Without collaboration, there is no connected risk. At the end of the conversation with the bank CAEs, I encouraged them to take a look at The IIA’s new Global Internal Audit Standards. Not only do the standards use the dreaded word “collaborate,” they explicitly encourage it in some instances. As I reviewed Standard 9.5 Coordination and Reliance in detail when it was first released, I began thinking of it as the “connected risk” standard, given the many parallels of the standard’s language with the more collaborative risk management approach I am recommending.
The “Requirements” section of 9.5 provides the directive while highlighting the benefits (emphasis added):
The chief audit executive must coordinate with internal and external providers of assurance services and consider relying upon their work.
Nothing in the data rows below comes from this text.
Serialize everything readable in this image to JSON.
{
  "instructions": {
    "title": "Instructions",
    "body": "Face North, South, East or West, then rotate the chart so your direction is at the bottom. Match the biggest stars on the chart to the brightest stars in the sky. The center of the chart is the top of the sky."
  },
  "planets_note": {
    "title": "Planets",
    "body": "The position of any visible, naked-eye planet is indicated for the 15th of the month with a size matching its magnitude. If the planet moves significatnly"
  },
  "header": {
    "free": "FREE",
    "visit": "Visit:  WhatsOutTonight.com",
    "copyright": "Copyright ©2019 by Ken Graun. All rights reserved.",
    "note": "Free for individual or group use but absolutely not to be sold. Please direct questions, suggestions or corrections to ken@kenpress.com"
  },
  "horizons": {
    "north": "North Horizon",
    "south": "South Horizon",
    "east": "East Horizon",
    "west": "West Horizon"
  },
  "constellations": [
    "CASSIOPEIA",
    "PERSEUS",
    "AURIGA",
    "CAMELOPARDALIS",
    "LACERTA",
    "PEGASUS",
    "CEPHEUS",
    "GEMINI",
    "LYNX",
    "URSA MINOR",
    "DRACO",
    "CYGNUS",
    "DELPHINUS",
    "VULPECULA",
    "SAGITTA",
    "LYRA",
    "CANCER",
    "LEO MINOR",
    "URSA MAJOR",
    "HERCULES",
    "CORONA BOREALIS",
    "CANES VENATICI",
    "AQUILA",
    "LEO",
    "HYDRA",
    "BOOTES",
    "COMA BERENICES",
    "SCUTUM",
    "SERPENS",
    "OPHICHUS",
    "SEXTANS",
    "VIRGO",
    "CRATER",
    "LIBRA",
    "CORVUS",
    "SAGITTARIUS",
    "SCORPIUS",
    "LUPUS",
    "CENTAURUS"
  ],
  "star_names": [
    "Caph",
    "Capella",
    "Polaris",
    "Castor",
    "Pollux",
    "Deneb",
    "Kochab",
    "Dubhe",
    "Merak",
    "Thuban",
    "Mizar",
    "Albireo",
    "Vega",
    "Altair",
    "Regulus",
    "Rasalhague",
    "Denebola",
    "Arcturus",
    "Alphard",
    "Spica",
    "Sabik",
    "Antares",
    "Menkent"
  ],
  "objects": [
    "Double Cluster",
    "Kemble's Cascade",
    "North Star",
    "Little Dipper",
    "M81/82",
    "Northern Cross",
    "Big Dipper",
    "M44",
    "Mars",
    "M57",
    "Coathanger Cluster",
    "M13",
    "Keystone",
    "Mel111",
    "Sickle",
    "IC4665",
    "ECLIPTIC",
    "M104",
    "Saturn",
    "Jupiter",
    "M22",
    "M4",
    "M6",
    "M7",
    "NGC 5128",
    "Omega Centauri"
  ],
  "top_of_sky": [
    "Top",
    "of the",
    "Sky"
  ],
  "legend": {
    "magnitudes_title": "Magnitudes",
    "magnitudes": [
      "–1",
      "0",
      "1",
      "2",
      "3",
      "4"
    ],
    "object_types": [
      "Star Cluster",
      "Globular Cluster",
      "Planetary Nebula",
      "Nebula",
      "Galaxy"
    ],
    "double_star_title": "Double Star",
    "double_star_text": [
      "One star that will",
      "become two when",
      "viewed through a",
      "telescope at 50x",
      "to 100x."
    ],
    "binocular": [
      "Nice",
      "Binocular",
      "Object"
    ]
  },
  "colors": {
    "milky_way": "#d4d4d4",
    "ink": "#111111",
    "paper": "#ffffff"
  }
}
Coordination of services minimizes duplication of efforts, highlights gaps in coverage of key risks, and enhances the overall value added by providers.
If unable to achieve an appropriate level of coordination, the chief audit executive must raise any concerns with senior management and, if necessary, the board.
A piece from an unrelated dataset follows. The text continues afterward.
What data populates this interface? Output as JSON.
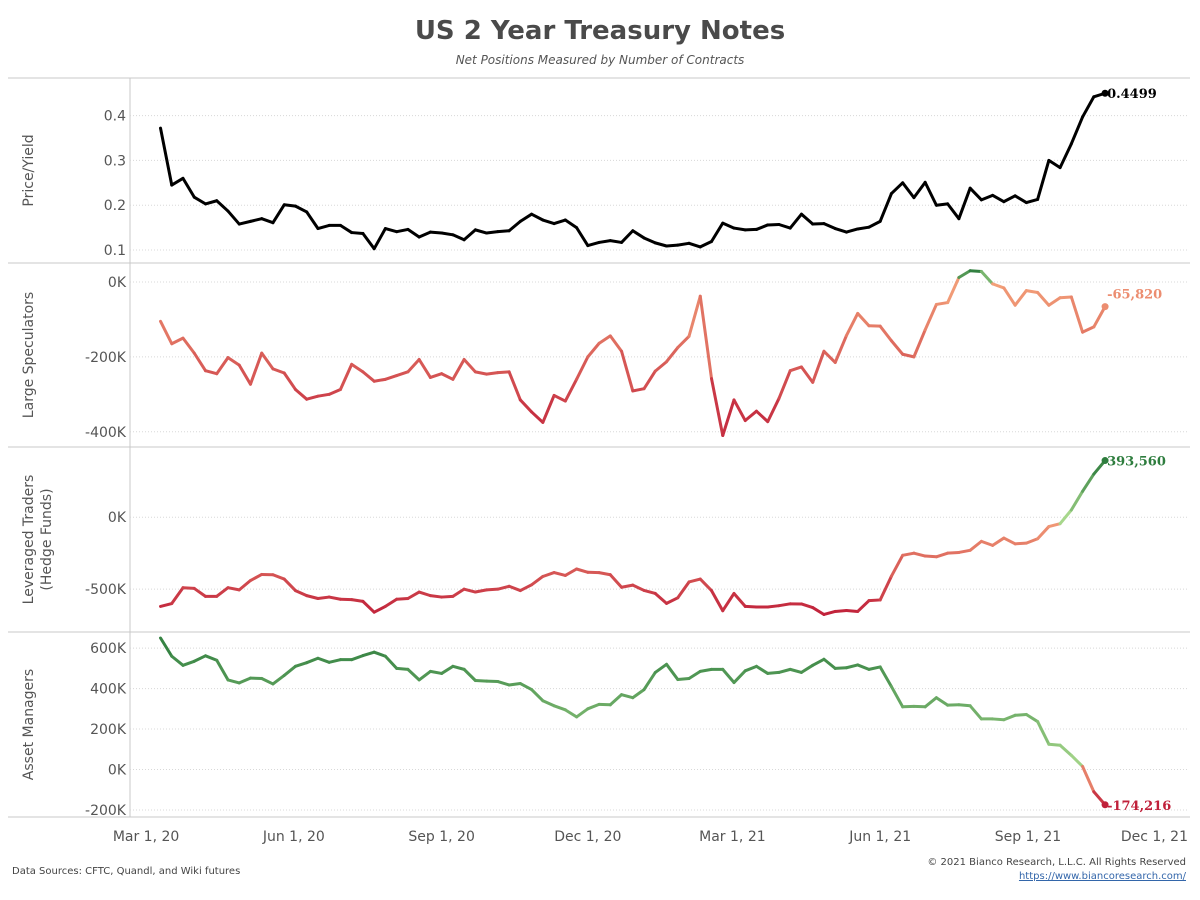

Notably, The IIA uses the safer term “coordination” in this section. But 9.5’s “Considerations for Implementation” section provides a list of “examples of coordination” that could just as accurately be labeled “examples of collaboration”:
- Synchronizing the nature, extent, and timing of planned work
- Establishing a common understanding of assurance techniques, methods, and terminology
- Providing access to one another’s work programs and reports
- Using management’s risk management information to provide joint risk assessments
- Creating a shared risk register or list of risks
- Combining results for joint reporting
Standard 9.5’s “Considerations for Implementation” further states (emphasis added):
The chief audit executive considers the organization’s confidentiality requirements before meeting with the various providers to gather the information necessary to coordinate services. Frequently, the providers share the objectives, scope, and timing of upcoming engagements and the results of prior engagements. The providers also discuss the potential for relying on one another’s work.
The Standard also states (emphasis added):
The chief audit executive may choose to rely on the work of other providers for various reasons, such as to assess specialty areas outside the internal audit function’s expertise, to decrease the amount of testing needed to complete an engagement, and to enhance risk coverage beyond the resources of the internal audit function.
Beyond Standard 9.5, there are others in the new Global Internal Audit Standards that reflect this increased emphasis on coordination and collaboration—several of which don’t shy away from using the term “collaboration” outright.
Standard 10.3 Technological Resources “Considerations for Implementation” recommends that—“to evaluate whether the internal audit function has technological resources to perform its responsibilities”—the CAE should “collaborate with other departments on shared governance, risk, and control management systems.”
Standard 3.1 Competency “Considerations for Implementation” suggests that internal auditors should develop competencies related to “communication and collaboration.”
While I interpret The IIA’s Standards as green lighting the dreaded “C” word, I am confident that some internal auditors will recoil at the very idea. Accordingly, some organizations may need different terminology to become comfortable moving forward. Consider the language that makes the most sense for your organization, be it collaboration, coordination, alignment, connection, or what have you. Indeed, all of these terms are at the very heart of the sustained value connected risk provides to organizations. You should feel welcome to choose the term that works for you.